Indeed, the department says firefighting, on average, costs $150 million per year. More than what this bill suggests over two years, says Kirkland Democratic Rep. Larry Springer, the bill’s primary sponsor.
“This is the old homily of an ounce of prevention,” Springer said Tuesday. “It just makes good fiscal sense, if not good moral and economic sense.”
Springer says while fellow lawmakers haven’t pushed back on the wildfire problems Washington faces, it’s unclear where the legislature would find funding for this bill.
“That’s always the largest struggle: how to pay for what we know we need to pay for,” he said. “Every single revenue proposal will have a detractor.”

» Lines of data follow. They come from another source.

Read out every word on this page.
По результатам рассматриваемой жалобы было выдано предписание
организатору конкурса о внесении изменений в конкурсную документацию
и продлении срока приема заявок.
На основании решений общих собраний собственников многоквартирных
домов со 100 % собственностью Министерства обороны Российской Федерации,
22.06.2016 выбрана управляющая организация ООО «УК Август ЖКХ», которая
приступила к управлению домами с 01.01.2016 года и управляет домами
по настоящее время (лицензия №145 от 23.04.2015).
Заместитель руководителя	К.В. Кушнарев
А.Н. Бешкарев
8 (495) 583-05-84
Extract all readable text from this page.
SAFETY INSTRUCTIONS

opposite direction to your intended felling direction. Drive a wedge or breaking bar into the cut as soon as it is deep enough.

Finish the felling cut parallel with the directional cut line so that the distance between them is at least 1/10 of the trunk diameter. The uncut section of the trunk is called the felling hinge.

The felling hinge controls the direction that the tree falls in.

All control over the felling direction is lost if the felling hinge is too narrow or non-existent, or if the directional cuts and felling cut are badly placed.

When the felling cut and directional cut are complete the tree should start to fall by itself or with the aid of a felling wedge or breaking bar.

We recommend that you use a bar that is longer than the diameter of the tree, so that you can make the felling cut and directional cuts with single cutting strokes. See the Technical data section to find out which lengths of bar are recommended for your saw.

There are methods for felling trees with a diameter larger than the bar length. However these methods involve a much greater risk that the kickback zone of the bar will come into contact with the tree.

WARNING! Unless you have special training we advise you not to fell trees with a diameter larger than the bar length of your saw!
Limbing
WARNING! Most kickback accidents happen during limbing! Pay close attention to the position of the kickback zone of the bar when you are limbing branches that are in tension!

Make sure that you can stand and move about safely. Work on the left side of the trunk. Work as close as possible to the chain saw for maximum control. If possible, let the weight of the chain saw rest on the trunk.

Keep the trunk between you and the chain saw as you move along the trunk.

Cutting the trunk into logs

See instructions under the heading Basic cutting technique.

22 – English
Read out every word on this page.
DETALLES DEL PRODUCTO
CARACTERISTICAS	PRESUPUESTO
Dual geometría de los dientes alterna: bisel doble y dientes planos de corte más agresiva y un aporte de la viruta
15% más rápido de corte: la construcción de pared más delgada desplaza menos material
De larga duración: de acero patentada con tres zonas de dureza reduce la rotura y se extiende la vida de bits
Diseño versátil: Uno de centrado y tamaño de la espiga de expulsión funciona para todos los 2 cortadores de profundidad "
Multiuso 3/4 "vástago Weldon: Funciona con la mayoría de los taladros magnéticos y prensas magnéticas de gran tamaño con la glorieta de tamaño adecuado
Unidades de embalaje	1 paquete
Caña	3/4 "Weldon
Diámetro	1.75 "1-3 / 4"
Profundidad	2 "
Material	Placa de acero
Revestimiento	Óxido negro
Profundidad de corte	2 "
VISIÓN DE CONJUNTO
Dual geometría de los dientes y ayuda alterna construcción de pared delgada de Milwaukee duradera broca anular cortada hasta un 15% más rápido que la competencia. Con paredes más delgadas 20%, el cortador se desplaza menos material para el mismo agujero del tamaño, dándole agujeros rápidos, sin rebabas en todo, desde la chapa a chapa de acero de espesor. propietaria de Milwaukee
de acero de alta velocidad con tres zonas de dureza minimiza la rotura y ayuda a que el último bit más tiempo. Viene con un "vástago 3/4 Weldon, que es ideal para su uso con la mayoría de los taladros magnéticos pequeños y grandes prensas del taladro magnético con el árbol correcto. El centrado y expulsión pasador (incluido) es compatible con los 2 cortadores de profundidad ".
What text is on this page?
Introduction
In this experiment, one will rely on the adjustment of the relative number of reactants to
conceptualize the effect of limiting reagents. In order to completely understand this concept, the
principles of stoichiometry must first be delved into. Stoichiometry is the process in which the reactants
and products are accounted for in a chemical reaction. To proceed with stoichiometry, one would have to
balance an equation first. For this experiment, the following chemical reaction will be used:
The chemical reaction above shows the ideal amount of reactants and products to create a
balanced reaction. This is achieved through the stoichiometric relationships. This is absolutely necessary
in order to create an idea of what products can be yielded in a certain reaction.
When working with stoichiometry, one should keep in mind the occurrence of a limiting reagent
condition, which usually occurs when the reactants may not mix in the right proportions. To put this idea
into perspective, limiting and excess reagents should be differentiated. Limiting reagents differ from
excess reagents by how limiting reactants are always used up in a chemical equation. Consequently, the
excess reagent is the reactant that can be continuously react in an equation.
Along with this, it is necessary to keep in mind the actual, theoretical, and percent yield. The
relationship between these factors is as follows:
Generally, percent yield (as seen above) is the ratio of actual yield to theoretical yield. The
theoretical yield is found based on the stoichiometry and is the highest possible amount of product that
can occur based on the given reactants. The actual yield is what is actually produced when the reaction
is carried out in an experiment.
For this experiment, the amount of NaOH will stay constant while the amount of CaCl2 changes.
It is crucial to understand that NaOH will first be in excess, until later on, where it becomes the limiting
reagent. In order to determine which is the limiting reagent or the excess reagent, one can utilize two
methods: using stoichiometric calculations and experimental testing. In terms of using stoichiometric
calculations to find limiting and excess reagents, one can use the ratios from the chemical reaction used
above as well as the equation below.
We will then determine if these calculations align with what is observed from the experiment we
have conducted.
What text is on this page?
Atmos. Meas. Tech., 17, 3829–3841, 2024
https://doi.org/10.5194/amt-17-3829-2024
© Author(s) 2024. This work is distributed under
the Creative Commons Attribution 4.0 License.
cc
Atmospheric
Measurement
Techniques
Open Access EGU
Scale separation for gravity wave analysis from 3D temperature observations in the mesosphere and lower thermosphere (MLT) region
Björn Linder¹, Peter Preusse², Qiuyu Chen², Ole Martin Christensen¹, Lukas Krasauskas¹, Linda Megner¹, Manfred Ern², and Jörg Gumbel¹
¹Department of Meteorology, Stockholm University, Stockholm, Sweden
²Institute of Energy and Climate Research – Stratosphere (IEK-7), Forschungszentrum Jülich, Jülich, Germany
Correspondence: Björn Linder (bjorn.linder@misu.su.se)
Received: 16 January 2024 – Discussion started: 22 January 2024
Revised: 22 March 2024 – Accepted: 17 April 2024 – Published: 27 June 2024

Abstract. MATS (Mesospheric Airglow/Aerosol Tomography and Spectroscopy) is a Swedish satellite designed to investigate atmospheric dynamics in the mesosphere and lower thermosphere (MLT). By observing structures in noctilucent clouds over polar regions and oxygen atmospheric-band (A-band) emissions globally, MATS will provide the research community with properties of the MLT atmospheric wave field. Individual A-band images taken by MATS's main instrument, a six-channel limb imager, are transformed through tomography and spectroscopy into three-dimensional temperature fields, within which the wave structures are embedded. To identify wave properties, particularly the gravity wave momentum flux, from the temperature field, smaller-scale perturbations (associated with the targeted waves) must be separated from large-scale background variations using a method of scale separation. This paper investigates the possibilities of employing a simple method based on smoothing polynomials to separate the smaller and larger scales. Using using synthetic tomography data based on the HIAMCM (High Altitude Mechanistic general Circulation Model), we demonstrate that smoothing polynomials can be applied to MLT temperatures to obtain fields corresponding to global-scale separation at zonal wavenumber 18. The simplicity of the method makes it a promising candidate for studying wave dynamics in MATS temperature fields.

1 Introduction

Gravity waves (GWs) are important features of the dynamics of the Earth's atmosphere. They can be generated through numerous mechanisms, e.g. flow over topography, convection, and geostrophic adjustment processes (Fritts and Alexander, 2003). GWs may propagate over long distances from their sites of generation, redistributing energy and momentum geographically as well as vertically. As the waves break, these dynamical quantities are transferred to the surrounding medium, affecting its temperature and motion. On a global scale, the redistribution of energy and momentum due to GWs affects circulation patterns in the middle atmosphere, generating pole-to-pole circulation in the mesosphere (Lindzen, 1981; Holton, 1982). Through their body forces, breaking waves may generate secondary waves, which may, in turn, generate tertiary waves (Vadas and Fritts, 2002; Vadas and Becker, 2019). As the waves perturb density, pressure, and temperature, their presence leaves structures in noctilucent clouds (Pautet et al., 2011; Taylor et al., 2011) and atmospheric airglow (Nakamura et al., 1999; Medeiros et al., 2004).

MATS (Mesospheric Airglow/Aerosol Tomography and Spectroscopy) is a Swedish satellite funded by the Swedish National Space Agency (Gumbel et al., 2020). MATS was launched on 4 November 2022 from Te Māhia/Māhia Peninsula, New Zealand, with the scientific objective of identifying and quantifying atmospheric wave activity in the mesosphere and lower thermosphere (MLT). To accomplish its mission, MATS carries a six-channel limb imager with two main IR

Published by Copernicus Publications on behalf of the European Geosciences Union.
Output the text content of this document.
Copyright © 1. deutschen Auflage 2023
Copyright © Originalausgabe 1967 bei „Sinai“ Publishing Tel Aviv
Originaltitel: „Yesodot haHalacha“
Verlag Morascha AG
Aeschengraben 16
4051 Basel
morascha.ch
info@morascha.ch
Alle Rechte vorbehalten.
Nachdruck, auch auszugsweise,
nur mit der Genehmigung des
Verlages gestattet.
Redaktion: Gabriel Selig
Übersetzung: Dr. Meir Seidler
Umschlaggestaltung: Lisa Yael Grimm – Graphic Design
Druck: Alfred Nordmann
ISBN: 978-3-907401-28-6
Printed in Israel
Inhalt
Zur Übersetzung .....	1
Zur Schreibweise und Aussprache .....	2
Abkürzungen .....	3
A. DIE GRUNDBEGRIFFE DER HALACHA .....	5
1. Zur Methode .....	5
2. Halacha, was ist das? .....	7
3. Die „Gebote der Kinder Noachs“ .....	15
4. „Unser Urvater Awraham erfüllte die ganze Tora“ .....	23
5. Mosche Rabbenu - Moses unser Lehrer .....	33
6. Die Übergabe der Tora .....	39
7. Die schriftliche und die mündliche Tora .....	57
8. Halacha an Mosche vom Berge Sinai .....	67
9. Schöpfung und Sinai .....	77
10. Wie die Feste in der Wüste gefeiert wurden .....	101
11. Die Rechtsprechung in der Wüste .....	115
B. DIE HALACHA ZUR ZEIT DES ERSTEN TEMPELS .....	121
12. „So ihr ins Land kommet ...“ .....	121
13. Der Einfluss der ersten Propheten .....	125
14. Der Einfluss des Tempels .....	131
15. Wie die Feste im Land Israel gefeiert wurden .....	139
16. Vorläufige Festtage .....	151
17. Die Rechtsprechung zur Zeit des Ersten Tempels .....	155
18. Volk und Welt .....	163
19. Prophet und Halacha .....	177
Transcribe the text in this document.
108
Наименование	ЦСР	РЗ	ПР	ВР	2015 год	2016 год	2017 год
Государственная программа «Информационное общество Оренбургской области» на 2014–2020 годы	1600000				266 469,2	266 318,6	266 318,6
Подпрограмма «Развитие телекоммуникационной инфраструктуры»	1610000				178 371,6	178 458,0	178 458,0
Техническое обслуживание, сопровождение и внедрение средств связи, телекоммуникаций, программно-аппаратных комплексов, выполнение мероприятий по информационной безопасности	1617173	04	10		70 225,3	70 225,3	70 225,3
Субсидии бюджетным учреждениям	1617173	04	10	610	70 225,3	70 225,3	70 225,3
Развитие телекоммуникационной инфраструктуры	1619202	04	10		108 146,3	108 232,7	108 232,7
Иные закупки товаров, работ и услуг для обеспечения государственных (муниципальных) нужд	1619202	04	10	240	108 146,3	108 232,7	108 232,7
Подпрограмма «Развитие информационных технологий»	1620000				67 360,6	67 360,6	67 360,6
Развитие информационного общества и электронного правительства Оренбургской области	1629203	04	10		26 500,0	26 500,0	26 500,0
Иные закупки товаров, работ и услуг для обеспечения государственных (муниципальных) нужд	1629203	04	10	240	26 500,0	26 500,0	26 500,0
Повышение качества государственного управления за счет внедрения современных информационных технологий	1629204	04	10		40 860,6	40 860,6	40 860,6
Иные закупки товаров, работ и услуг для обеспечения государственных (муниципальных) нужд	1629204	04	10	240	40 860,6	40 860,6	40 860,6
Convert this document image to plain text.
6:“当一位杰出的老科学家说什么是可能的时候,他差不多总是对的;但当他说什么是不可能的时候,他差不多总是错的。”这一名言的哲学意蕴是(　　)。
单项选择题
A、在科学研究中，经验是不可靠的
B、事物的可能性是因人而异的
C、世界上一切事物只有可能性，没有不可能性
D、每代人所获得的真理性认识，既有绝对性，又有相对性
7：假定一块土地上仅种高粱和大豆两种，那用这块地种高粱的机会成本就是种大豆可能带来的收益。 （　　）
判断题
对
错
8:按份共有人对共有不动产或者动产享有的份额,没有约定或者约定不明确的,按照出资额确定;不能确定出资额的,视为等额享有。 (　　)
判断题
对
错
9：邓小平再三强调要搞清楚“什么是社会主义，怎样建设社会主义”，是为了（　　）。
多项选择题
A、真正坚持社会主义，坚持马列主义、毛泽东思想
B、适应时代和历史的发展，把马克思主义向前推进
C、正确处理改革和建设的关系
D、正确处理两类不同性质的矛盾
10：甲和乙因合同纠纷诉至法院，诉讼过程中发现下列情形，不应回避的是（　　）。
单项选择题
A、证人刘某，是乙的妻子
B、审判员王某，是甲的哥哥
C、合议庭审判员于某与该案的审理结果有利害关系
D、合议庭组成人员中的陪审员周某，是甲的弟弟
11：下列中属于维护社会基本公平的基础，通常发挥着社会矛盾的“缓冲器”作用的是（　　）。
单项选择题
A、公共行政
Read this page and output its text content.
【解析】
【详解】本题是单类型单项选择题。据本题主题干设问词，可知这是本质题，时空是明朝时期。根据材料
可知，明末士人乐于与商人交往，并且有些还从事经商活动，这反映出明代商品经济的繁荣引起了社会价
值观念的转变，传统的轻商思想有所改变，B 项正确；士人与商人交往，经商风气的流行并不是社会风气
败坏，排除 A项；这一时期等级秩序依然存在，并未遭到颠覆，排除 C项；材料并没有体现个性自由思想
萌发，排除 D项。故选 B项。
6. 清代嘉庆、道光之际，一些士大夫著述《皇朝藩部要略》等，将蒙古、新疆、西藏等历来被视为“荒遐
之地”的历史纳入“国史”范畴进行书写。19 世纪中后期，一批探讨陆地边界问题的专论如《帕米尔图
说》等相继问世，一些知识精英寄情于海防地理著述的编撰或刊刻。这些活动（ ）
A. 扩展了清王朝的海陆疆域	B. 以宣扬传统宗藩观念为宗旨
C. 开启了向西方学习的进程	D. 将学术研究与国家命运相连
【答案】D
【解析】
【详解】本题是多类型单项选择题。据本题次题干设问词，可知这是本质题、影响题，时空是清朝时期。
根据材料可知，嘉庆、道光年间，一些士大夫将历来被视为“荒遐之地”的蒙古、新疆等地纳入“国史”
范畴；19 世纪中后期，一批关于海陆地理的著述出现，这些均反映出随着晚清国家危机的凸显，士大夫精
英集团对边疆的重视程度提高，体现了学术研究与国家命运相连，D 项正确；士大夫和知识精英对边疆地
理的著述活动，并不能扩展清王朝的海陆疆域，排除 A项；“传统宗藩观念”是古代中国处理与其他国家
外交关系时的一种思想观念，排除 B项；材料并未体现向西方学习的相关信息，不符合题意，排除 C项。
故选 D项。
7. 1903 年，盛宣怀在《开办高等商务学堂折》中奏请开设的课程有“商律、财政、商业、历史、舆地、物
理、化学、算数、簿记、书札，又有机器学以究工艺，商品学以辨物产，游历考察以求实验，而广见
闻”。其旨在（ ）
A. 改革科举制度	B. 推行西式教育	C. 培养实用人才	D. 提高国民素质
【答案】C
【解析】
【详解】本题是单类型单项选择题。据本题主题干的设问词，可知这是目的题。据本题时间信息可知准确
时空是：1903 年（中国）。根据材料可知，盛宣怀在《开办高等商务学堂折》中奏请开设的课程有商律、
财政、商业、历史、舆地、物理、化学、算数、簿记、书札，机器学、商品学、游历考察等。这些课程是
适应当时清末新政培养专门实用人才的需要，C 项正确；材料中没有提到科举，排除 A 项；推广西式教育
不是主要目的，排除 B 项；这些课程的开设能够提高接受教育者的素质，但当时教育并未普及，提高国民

A firefighting bill last year proposed adding a charge to home and vehicle insurance premiums. It didn’t make it out of a House committee.
Increasing seriousness
Franz hopes the increasing seriousness each fire season will push this funding bill forward. DNR says the acres burned per year has drastically increased since the early 2000s.
Back then, around 189,000 burned per year. Five years ago, that increased to 488,000 acres per year. Last year, Washington hit 812,000 acres burned. In recent years, many fires have sprung up on the historically wetter west side of the state.
But even larger fires have burned east of the Cascades. One area that was hit particularly hard during the 2020 fire season was the reservation of the Colville Confederated Tribes, according to tribal business council chairman Rodney Cawston.
“If you took a drive around the Colville Reservation, especially at the end of our summer, you’d see a lot of blackened landscapes all across our reservation,” Cawston said. “During the month of September, the Colville Reservation experienced one of the most catastrophic wildfires in our history.”
Around five wildfires burned simultaneously on the reservation. The losses mounted up: timberland, agriculture, homes, livestock, power lines and a one-year-old child who died in the Cold Springs Fire.
“Wildland fires do not have jurisdictional boundaries. Poor forest health and climate change are issues that face all of us,” Cawston said.
Plans for the funding bill would include helping homes become more resistant to fire, especially those built on the edge of wildlands. It would also proactively install fuel breaks and increase prescribed burning to help reduce wildfire risks in communities.
The bill would fully fund the department’s 20-year forest health strategic plan, which is a path to restoring wildfire resilience to more than 1.25 million acres of unhealthy forests across Washington.
But it does not include funding to restore the health of sagebrush ecosystems east of the Cascades, where many of Washington’s largest wildfires have taken off in recent years. Rehabilitating those areas is more complicated. Much of the land is in private ownership.
To help deal with that problem, Gov. Jay Inslee previously said the state needs to combat climate change, which is driving what he called “climate fires.”
This bill also does not authorize the development of Rangeland Fire Protection Associations, or RFPAs, which help fight fires in areas that are not under the protection of local fire districts, the state or the federal government.
RFPAs are one of the top recommendations in the Department of Natural Resource’s 10-year wildland fire protection plan, Franz said. It’s something she said she hopes to return to in the years after this bill is funded, to protect the nearly 400,000 acres of unprotected land in Washington.
“In my mind, every acre of Washington state, every home in Washington state, should have fire protection,” Franz said.